St Cleres death is recorded at May 1571 and incliuded in the word of mouth recollection, a recitation, taken at the 1516 Inquisition Post Mortem (IPM) after the death of his widow Katherine Courtenay a daughter of Sir Phillip Courtenay of Powderham.
Kathyn married twice more. 2ndly to Thomas Rogers and lastly to William Huddersfield, Attorney General for England and Wales to Edward IV (1461–1483)[1] and Henry VII (1485–1509)
She survived them all.
St Clere was a Lancastrain and the Victorious Edward IV dealt brutally with the Lancastrians at Tewkesbury sumarily executing many of them.
It was customary for widows to be buried with their 1st husband and Katherine asked to be buried in Grey Friar in Exeter. However she it seems she was probably buried at Shillingford with her 3rd husband.Huddersfield , where there is a memorial to them both.
This lead me to wonder if St Clere was brought home after the Battle of Tewkesbury in 1471 & buried at Grey Friars possibly/ probably in a family tomb, none of which now survives.

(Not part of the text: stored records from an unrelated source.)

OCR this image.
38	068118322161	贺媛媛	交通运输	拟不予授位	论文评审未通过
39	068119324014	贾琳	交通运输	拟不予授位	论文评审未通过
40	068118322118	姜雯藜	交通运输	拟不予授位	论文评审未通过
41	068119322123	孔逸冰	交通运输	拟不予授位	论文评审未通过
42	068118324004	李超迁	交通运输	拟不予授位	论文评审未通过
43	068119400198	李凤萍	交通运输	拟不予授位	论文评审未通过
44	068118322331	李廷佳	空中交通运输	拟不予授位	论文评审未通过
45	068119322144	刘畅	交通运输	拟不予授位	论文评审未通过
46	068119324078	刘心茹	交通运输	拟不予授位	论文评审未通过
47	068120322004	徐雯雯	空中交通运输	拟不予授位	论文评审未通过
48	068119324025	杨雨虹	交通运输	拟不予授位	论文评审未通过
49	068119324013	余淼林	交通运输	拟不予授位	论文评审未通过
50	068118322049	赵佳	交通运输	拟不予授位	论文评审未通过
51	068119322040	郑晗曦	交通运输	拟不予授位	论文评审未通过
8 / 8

Heritage Gateway gives us this - A convent of Franciscans or Grey Friars was established in Exeter before the middle of the 13th century for a deed of 1240 mentions the "Domics Fratram Minorum". From several documents it is certain that the convent was originally situated in an area behind St. Nicholas's Priory and behind the North and West Gates, viz: between Snayle Tower and the Kings Highway in Bretayne now called Bartholomew Street. see map below
In the 1290's the Friary was moved to a new site outside the South Gate between Holloway Street and the River Exe where work on the new church dedicated to John the Baptist was in progress in 1303.
Cathwrine's 2nd husband Thomas Rogers was buried at Shillingford as was her 3rd husband Sir William Huddersfield , who built the tower of St George's Church, Shillingford .
My question remains. WHY did she ask to be buried at Exeter Greyfriars ?
final note
There are no recorded children in the 9 years of marriage of St Clere & his wife Katherine who married in about 1463 , This may possibly due to St Clere being away on military service from 1455 onwards but it might also be due the age of his wife who may have been as young as 12 or so when she was married off to StClere. Some husbands' waited until girl was 16 before consummating the marriage. It happened.
After St Cleres death Katheryn married twice more. and had children.